Solomon spends a lot of time admonishing his son about what the Bible calls “strange women.” By that the Bible doesn’t mean strange in the sense of weird. It means strange in the sense of foreign to your God-given personal relationships. (You ever notice how much time God spends on the concept of relationships? Relationships are really important to Him.)
But even though this proverb is focused on Solomon’s son, you daughters can learn from this too, so don’t tune out!
Verses 1-4 show you how to keep from getting into trouble in the first place:
(1) My son, keep my words, and lay up my commandments with thee.
(2) Keep my commandments, and live; and my law as the apple of thine eye.
(3) Bind them upon thy fingers, write them upon the table of thine heart.
(4) Say unto wisdom, Thou art my sister; and call understanding thy kinswoman:
(5) That they may keep thee from the strange woman, from the stranger which flattereth with her words.
Saturate yourself with God’s Word and make it the centerpiece of your thoughts and you’ll have godly perception. You’ll see trouble coming before it gets to you.
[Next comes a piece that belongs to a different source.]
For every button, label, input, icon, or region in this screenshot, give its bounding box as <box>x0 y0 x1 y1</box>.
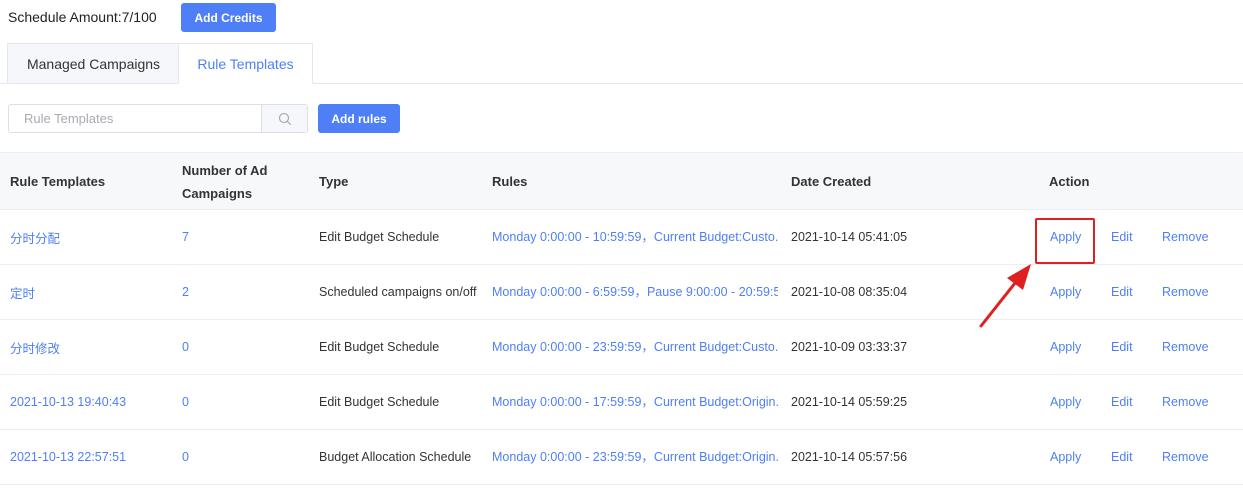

And notice again how God describes this as a relationship. “Say into wisdom, Thou art my sister; and call understanding thy kinswoman.” The key to all your relationships is your relationship to God, and the key to that relationship is your relationship to His Word. How is your relationship to God’s Word going? Is it growing every day?
For the rest of the proverb, Solomon describes the stupidity of the victim, one of the “simple ones,” and the subtlety of the strange woman.
He describes the victim pretty bluntly:
- One of the simple ones
- An ox
- A bird(brain)
- By implication, gullible and easily led
If you don’t want to be a dumb ox, be led by the Spirit and be discerning always. The Bible calls this “walking circumspectly.” In other words, always be sizing everything up the way God sees it so you don’t get taken.
Solomon describes the ox bait (the woman) like this:
- “And, behold, there met him a woman with the attire of an harlot, and subtil of heart.” (v. 10) (“Subtle of heart” means clever, but in this context, clever in a bad way; like the serpent in the Garden.)
- Loud and stubborn (v. 11).
- Unstable (v. 12): “Now she is without, now in the streets…”
- Hypocritical (v. 14).
- She has no regard for relationships, particularly marriage vows. (v.19)
The proverb ends speaking of the many that have fallen as a result of this strange woman. They will be accountable for having fallen victim to her and she will one day give account for all the victims she has taken.
The advice to son and daughters is the same: “Let not thine heart decline to her ways, go not astray in her paths” (Pro 7:25 ).